Summary A patient-centered approach to the choice of dialysis access that incorporates a balance between recent evidence from the literature and patient preferences may be preferred to the current fistula first focus in vascular access choice.
Introduction
Access planning for end-stage renal disease (ESRD) patients continues to be challenging. Current recommendations push for the creation of arteriovenous fistulas (AVFs) in most, if not all, patients starting hemodialysis. In contrast, patient-centered care, with a focus on individual patient preferences, is increasingly the goal of appropriate medical care. The inherent tension that can sometimes exist between practice guidelines and individualized patient care increases the need for well-designed studies assessing important clinical outcomes. In the case of hemodialysis vascular access, this means exploring how patient preferences, co-existing medical conditions, social and support situations, and the competing risk of mortality or change in renal replacement modality intersect with the type of dialysis access. This review attempts to describe the potential strategies for choosing the optimum dialysis access in an individual patient.

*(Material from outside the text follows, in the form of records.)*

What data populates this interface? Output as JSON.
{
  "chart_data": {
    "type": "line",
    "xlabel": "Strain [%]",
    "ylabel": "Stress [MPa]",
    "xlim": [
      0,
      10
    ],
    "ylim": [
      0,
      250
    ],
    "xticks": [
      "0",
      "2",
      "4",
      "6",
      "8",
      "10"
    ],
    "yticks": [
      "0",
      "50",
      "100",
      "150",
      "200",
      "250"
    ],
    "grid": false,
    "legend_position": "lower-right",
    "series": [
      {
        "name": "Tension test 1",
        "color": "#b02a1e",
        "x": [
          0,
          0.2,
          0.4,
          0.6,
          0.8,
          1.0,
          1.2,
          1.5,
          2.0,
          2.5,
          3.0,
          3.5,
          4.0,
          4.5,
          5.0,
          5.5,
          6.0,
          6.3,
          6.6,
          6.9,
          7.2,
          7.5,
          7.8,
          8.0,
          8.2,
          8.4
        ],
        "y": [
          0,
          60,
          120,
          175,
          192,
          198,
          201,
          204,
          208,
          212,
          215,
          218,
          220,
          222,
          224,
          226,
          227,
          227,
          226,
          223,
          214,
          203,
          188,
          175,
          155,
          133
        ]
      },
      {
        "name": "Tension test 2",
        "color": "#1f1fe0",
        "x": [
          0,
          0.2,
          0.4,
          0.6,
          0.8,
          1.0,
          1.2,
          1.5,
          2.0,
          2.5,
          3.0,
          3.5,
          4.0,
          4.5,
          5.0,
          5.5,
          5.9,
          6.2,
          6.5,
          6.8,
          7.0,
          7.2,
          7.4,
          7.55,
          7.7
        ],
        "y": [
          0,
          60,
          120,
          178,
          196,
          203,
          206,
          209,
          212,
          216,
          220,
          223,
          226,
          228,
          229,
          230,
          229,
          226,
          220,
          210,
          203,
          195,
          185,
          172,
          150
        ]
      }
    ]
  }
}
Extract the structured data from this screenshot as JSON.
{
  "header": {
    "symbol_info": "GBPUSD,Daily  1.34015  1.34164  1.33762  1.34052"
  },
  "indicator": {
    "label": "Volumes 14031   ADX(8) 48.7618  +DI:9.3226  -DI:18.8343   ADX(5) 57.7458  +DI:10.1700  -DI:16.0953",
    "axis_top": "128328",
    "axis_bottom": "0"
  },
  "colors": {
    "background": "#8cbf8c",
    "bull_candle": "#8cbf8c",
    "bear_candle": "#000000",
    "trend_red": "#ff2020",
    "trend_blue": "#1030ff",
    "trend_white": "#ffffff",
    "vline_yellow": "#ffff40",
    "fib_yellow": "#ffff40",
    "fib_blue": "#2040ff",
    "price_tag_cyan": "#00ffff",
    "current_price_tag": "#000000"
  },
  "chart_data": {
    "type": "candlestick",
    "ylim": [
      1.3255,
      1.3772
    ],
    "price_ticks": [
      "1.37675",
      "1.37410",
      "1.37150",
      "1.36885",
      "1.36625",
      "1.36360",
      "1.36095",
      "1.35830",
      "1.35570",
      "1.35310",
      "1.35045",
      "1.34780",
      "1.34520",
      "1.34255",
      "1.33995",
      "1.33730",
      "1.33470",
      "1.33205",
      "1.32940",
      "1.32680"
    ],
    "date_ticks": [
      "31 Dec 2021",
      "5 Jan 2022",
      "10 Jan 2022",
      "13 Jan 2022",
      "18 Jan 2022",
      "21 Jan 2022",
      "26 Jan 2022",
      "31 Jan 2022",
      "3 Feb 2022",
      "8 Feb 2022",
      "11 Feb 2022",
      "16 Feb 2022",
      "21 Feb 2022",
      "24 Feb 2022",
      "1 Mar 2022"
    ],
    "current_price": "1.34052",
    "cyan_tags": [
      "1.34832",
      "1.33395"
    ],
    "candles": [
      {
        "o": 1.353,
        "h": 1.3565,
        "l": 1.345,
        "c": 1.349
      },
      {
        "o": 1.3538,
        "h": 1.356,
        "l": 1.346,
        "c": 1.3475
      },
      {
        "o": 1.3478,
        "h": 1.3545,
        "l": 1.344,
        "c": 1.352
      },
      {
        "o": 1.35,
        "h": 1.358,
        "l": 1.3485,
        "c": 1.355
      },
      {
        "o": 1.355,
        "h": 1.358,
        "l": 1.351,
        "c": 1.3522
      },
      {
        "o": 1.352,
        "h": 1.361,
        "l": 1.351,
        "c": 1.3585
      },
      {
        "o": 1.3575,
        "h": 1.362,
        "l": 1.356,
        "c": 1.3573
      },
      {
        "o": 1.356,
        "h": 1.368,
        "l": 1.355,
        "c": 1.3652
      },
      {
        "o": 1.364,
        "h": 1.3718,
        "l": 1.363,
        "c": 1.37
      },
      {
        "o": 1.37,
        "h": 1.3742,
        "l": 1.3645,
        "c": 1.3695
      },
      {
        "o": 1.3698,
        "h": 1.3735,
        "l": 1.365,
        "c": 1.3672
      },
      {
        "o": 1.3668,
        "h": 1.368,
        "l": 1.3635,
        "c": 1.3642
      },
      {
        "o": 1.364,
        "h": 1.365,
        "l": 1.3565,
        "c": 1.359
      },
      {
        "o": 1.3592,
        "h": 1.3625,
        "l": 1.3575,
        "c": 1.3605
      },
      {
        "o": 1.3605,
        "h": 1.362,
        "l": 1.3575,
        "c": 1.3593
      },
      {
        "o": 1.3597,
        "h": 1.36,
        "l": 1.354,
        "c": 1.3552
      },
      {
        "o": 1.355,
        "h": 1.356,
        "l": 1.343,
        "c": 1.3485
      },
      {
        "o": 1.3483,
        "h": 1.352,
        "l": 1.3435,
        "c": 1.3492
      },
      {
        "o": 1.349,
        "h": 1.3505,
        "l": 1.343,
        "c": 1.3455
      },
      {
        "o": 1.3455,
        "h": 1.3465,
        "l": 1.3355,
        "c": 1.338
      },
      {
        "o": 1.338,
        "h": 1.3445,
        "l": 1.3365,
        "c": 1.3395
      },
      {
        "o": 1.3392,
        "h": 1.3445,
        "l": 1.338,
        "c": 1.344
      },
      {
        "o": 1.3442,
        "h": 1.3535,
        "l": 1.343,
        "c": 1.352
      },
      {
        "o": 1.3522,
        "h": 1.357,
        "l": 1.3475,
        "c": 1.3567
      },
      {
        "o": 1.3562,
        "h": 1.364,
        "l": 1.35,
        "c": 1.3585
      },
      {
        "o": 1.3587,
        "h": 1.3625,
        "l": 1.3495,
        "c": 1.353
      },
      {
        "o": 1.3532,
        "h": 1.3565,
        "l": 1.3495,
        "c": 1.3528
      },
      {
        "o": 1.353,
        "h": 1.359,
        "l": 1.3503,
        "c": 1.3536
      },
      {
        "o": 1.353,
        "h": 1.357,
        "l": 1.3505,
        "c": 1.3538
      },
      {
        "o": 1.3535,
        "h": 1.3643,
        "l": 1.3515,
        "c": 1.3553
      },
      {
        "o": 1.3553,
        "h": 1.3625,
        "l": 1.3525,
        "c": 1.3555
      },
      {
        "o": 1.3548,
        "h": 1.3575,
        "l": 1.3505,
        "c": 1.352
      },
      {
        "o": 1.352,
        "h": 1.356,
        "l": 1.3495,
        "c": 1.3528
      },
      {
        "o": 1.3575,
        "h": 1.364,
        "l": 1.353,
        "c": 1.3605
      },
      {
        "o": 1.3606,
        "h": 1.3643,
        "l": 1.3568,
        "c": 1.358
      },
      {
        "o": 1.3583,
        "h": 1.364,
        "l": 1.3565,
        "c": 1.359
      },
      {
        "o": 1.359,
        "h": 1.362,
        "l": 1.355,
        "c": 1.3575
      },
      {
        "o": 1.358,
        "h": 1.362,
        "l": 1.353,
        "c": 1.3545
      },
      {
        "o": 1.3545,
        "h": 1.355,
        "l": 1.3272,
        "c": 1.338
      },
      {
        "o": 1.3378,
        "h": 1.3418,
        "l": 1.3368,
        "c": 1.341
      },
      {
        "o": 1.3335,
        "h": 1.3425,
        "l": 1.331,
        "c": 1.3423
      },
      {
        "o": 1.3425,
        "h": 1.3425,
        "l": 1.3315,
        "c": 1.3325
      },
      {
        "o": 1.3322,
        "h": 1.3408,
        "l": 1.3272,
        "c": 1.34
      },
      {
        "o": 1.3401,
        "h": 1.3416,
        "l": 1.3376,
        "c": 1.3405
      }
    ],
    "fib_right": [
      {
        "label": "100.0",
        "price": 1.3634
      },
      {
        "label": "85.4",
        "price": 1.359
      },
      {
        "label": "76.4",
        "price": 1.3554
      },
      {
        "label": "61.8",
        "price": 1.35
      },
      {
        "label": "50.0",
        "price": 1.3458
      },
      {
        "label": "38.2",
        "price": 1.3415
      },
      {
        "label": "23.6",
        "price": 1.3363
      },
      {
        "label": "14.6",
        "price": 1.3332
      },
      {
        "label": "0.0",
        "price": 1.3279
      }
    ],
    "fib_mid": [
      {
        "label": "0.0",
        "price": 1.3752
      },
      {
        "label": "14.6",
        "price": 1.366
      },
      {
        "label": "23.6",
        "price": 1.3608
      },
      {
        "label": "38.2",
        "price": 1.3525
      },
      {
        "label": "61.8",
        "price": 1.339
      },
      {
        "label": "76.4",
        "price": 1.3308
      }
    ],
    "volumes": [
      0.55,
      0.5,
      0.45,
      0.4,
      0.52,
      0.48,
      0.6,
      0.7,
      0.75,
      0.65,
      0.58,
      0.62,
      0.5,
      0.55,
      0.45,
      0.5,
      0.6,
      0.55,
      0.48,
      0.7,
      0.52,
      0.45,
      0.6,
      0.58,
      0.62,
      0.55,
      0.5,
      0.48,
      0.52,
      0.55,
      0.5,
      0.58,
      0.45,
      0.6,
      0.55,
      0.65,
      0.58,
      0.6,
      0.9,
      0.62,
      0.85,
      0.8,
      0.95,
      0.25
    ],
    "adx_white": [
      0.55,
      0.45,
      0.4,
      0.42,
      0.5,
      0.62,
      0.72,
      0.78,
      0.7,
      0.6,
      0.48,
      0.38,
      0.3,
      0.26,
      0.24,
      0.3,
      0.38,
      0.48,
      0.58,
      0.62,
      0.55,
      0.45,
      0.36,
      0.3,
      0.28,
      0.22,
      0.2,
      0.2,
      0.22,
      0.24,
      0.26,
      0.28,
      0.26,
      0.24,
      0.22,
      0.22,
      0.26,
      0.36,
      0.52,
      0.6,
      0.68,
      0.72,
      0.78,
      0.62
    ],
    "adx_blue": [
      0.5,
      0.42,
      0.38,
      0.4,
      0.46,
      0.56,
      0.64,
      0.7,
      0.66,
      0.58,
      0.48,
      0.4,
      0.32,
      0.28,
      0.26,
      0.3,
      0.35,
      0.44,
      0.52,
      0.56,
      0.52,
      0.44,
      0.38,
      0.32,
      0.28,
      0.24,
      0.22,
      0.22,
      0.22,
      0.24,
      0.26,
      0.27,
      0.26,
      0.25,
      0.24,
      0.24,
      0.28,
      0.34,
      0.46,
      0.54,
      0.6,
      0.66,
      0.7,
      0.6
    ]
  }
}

For the last decade, the Fistula First Breakthrough Initiative has largely been successful in increasing the number of prevalent hemodialysis patients receiving dialysis via an AVF. This recommendation is based on the data showing lower rates of infection, cost, and mortality in comparison to central venous catheters (CVCs), and, to a lesser degree, in comparison to arteriovenous grafts. To incentivize higher AVF rates, the Centers for Medicare and Medicaid Services will soon financially penalize dialysis centers that do not meet the set benchmark rates for AVF use. Underlying these recommendations is a body of evidence based largely on now outdated, observational studies, potentially making findings susceptible to selection or indication bias and not applicable to the current-day dialysis patients and practices. In an attempt to provide a more informed view, recent additional attention has been paid to how patient characteristics and preferences may affect the choice of dialysis access; in this review, we will focus specifically on hemodialysis vascular access. In addition, we will identify several key factors that a dialysis patient and provider should keep in mind while navigating from predialysis vascular access planning to maintenance dialysis.